Second, lending standards began a slow slide in 2000 and then really fell off a cliff in 2005. The worst of those 2005 loans carried two-year teaser rates, and not surprisingly they started to default right on schedule in early 2007. The bad news is that we're still slogging our way through all these bad loans written during 2005, 2006, and early 2007. Moreover, it takes an average of 15 months from the first missed mortgage payment to the liquidation (i.e., sale by auction) of the home. So all those 2005 loans that defaulted in early 2007 are attached to homes that are headed to foreclosure/liquidation right about now. All the evidence suggests that this is only the first wave of what may be a tsunami of liquidations. My advice, as it has been all year long, is to sit tight and hold on to cash. There's going to be a great time to buy stocks, but for now, let's be patient.

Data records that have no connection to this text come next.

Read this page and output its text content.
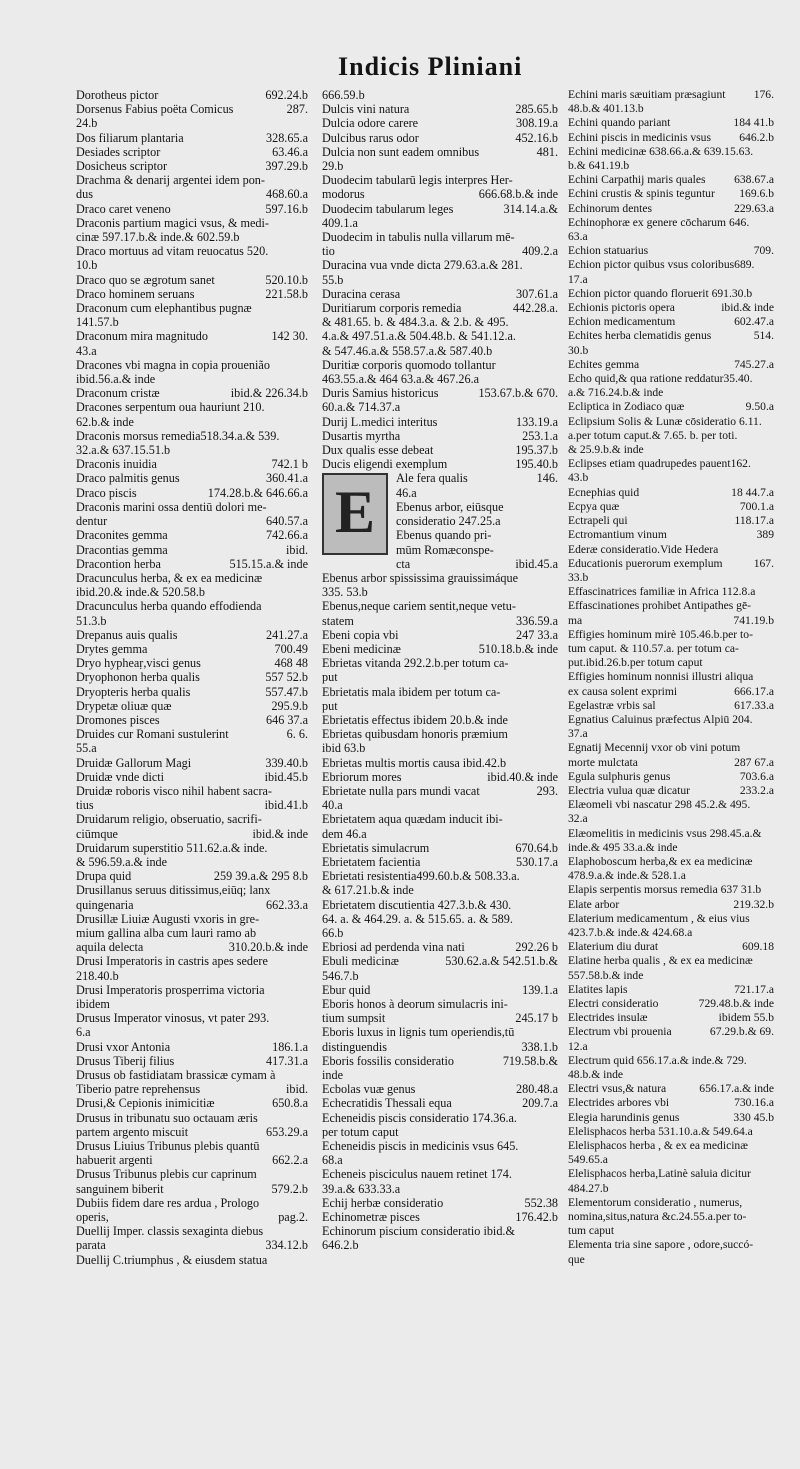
Indicis Pliniani
692.24.b
Dorotheus pictor
287.
Dorsenus Fabius poëta Comicus
24.b
328.65.a
Dos filiarum plantaria
63.46.a
Desiades scriptor
397.29.b
Dosicheus scriptor
Drachma & denarij argentei idem pon-
468.60.a
dus
597.16.b
Draco caret veneno
Draconis partium magici vsus, & medi-
cinæ 597.17.b.& inde.& 602.59.b
Draco mortuus ad vitam reuocatus 520.
10.b
520.10.b
Draco quo se ægrotum sanet
221.58.b
Draco hominem seruans
Draconum cum elephantibus pugnæ
141.57.b
142 30.
Draconum mira magnitudo
43.a
Dracones vbi magna in copia prouenião
ibid.56.a.& inde
ibid.& 226.34.b
Draconum cristæ
Dracones serpentum oua hauriunt 210.
62.b.& inde
Draconis morsus remedia518.34.a.& 539.
32.a.& 637.15.51.b
742.1 b
Draconis inuidia
360.41.a
Draco palmitis genus
174.28.b.& 646.66.a
Draco piscis
Draconis marini ossa dentiū dolori me-
640.57.a
dentur
742.66.a
Draconites gemma
ibid.
Dracontias gemma
515.15.a.& inde
Dracontion herba
Dracunculus herba, & ex ea medicinæ
ibid.20.& inde.& 520.58.b
Dracunculus herba quando effodienda
51.3.b
241.27.a
Drepanus auis qualis
700.49
Drytes gemma
468 48
Dryo hypheaṛ,visci genus
557 52.b
Dryophonon herba qualis
557.47.b
Dryopteris herba qualis
295.9.b
Drypetæ oliuæ quæ
646 37.a
Dromones pisces
6. 6.
Druides cur Romani sustulerint
55.a
339.40.b
Druidæ Gallorum Magi
ibid.45.b
Druidæ vnde dicti
Druidæ roboris visco nihil habent sacra-
ibid.41.b
tius
Druidarum religio, obseruatio, sacrifi-
ibid.& inde
ciūmque
Druidarum superstitio 511.62.a.& inde.
& 596.59.a.& inde
259 39.a.& 295 8.b
Drupa quid
Drusillanus seruus ditissimus,eiūq; lanx
662.33.a
quingenaria
Drusillæ Liuiæ Augusti vxoris in gre-
mium gallina alba cum lauri ramo ab
310.20.b.& inde
aquila delecta
Drusi Imperatoris in castris apes sedere
218.40.b
Drusi Imperatoris prosperrima victoria
ibidem
Drusus Imperator vinosus, vt pater 293.
6.a
186.1.a
Drusi vxor Antonia
417.31.a
Drusus Tiberij filius
Drusus ob fastidiatam brassicæ cymam à
ibid.
Tiberio patre reprehensus
650.8.a
Drusi,& Cepionis inimicitiæ
Drusus in tribunatu suo octauam æris
653.29.a
partem argento miscuit
Drusus Liuius Tribunus plebis quantū
662.2.a
habuerit argenti
Drusus Tribunus plebis cur caprinum
579.2.b
sanguinem biberit
Dubiis fidem dare res ardua , Prologo
pag.2.
operis,
Duellij Imper. classis sexaginta diebus
334.12.b
parata
Duellij C.triumphus , & eiusdem statua
666.59.b
285.65.b
Dulcis vini natura
308.19.a
Dulcia odore carere
452.16.b
Dulcibus rarus odor
481.
Dulcia non sunt eadem omnibus
29.b
Duodecim tabularū legis interpres Her-
666.68.b.& inde
modorus
314.14.a.&
Duodecim tabularum leges
409.1.a
Duodecim in tabulis nulla villarum mē-
409.2.a
tio
Duracina vua vnde dicta 279.63.a.& 281.
55.b
307.61.a
Duracina cerasa
442.28.a.
Duritiarum corporis remedia
& 481.65. b. & 484.3.a. & 2.b. & 495.
4.a.& 497.51.a.& 504.48.b. & 541.12.a.
& 547.46.a.& 558.57.a.& 587.40.b
Duritiæ corporis quomodo tollantur
463.55.a.& 464 63.a.& 467.26.a
153.67.b.& 670.
Duris Samius historicus
60.a.& 714.37.a
133.19.a
Durij L.medici interitus
253.1.a
Dusartis myrtha
195.37.b
Dux qualis esse debeat
195.40.b
Ducis eligendi exemplum
E
146.
Ale fera qualis
46.a
Ebenus arbor, eiūsque
consideratio 247.25.a
Ebenus quando pri-
mūm Romæconspe-
ibid.45.a
cta
Ebenus arbor spississima grauissimáque
335. 53.b
Ebenus,neque cariem sentit,neque vetu-
336.59.a
statem
247 33.a
Ebeni copia vbi
510.18.b.& inde
Ebeni medicinæ
Ebrietas vitanda 292.2.b.per totum ca-
put
Ebrietatis mala ibidem per totum ca-
put
Ebrietatis effectus ibidem 20.b.& inde
Ebrietas quibusdam honoris præmium
ibid 63.b
Ebrietas multis mortis causa ibid.42.b
ibid.40.& inde
Ebriorum mores
293.
Ebrietate nulla pars mundi vacat
40.a
Ebrietatem aqua quædam inducit ibi-
dem 46.a
670.64.b
Ebrietatis simulacrum
530.17.a
Ebrietatem facientia
Ebrietati resistentia499.60.b.& 508.33.a.
& 617.21.b.& inde
Ebrietatem discutientia 427.3.b.& 430.
64. a. & 464.29. a. & 515.65. a. & 589.
66.b
292.26 b
Ebriosi ad perdenda vina nati
530.62.a.& 542.51.b.&
Ebuli medicinæ
546.7.b
139.1.a
Ebur quid
Eboris honos à deorum simulacris ini-
245.17 b
tium sumpsit
Eboris luxus in lignis tum operiendis,tū
338.1.b
distinguendis
719.58.b.&
Eboris fossilis consideratio
inde
280.48.a
Ecbolas vuæ genus
209.7.a
Echecratidis Thessali equa
Echeneidis piscis consideratio 174.36.a.
per totum caput
Echeneidis piscis in medicinis vsus 645.
68.a
Echeneis pisciculus nauem retinet 174.
39.a.& 633.33.a
552.38
Echij herbæ consideratio
176.42.b
Echinometræ pisces
Echinorum piscium consideratio ibid.&
646.2.b
176.
Echini maris sæuitiam præsagiunt
48.b.& 401.13.b
184 41.b
Echini quando pariant
646.2.b
Echini piscis in medicinis vsus
Echini medicinæ 638.66.a.& 639.15.63.
b.& 641.19.b
638.67.a
Echini Carpathij maris quales
169.6.b
Echini crustis & spinis teguntur
229.63.a
Echinorum dentes
Echinophoræ ex genere cōcharum 646.
63.a
709.
Echion statuarius
Echion pictor quibus vsus coloribus689.
17.a
Echion pictor quando floruerit 691.30.b
ibid.& inde
Echionis pictoris opera
602.47.a
Echion medicamentum
514.
Echites herba clematidis genus
30.b
745.27.a
Echites gemma
Echo quid,& qua ratione reddatur35.40.
a.& 716.24.b.& inde
9.50.a
Ecliptica in Zodiaco quæ
Eclipsium Solis & Lunæ cōsideratio 6.11.
a.per totum caput.& 7.65. b. per toti.
& 25.9.b.& inde
Eclipses etiam quadrupedes pauent162.
43.b
18 44.7.a
Ecnephias quid
700.1.a
Ecpya quæ
118.17.a
Ectrapeli qui
389
Ectromantium vinum
Ederæ consideratio.Vide Hedera
167.
Educationis puerorum exemplum
33.b
Effascinatrices familiæ in Africa 112.8.a
Effascinationes prohibet Antipathes gē-
741.19.b
ma
Effigies hominum mirè 105.46.b.per to-
tum caput. & 110.57.a. per totum ca-
put.ibid.26.b.per totum caput
Effigies hominum nonnisi illustri aliqua
666.17.a
ex causa solent exprimi
617.33.a
Egelastræ vrbis sal
Egnatius Caluinus præfectus Alpiū 204.
37.a
Egnatij Mecennij vxor ob vini potum
287 67.a
morte mulctata
703.6.a
Egula sulphuris genus
233.2.a
Electria vulua quæ dicatur
Elæomeli vbi nascatur 298 45.2.& 495.
32.a
Elæomelitis in medicinis vsus 298.45.a.&
inde.& 495 33.a.& inde
Elaphoboscum herba,& ex ea medicinæ
478.9.a.& inde.& 528.1.a
Elapis serpentis morsus remedia 637 31.b
219.32.b
Elate arbor
Elaterium medicamentum , & eius vius
423.7.b.& inde.& 424.68.a
609.18
Elaterium diu durat
Elatine herba qualis , & ex ea medicinæ
557.58.b.& inde
721.17.a
Elatites lapis
729.48.b.& inde
Electri consideratio
ibidem 55.b
Electrides insulæ
67.29.b.& 69.
Electrum vbi prouenia
12.a
Electrum quid 656.17.a.& inde.& 729.
48.b.& inde
656.17.a.& inde
Electri vsus,& natura
730.16.a
Electrides arbores vbi
330 45.b
Elegia harundinis genus
Elelisphacos herba 531.10.a.& 549.64.a
Elelisphacos herba , & ex ea medicinæ
549.65.a
Elelisphacos herba,Latinè saluia dicitur
484.27.b
Elementorum consideratio , numerus,
nomina,situs,natura &c.24.55.a.per to-
tum caput
Elementa tria sine sapore , odore,succó-
que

Fuel Tech Scenario Analysis
After taking another look at Fuel Tech (FTEK) after its earnings announcement, my colleague John Kearney stuck with his $53 per share fair value estimate. I agree with John's assessment, and I think Fuel Tech's management took a very conservative stance with its 2008 financial guidance. Fuel Tech is a company with a wide range of outcomes, and we've attempted to estimate Fuel Tech's value in three different scenarios: a base case, a pessimistic case, and an optimistic case.
I've published part of John's financial model for Fuel Tech on the GrowthInvestor Web site, mgi.morningstar.com (spreadsheets are available only to GrowthInvestor subscribers). In the spreadsheet, you can switch between the three scenarios by clicking links nears the top of the page. Scenario 1 is our base case ($53 fair value), or what we think is most likely to happen, while Scenario 2 is the pessimistic case ($14 fair value) and Scenario 3 is the optimistic case ($92 fair value). The key assumptions in each case are:
1. How fast will the Air Pollution Control (APC) business grow?
2. How much of the addressable U.S. coal-fired market will Fuel Chem capture?
3. How much of the addressable Chinese coal-fired market will Fuel Chem capture?
4. How much of the addressable Indian coal-fired market will Fuel Chem capture?
5. How much of the addressable European coal-fired market will Fuel Chem capture?
6. How much of the addressable Russian coal-fired market will Fuel Chem capture?
I've published another spreadsheet that summarizes the key assumptions in each scenario. As you can see, in our $53 fair value base case, we assume that the APC business grows significantly and Fuel Chem achieves a fair amount of success in the U.S. and international markets. You can also see that the current market price is close to our pessimistic scenario, which assumes middling growth for the APC business and very little success for Fuel Chem. I'm willing to take the view that Fuel Tech's business will perform much better than the market currently expects. All the Fuel Tech insiders who have been buying significant amounts of stock recently seem to think so as well.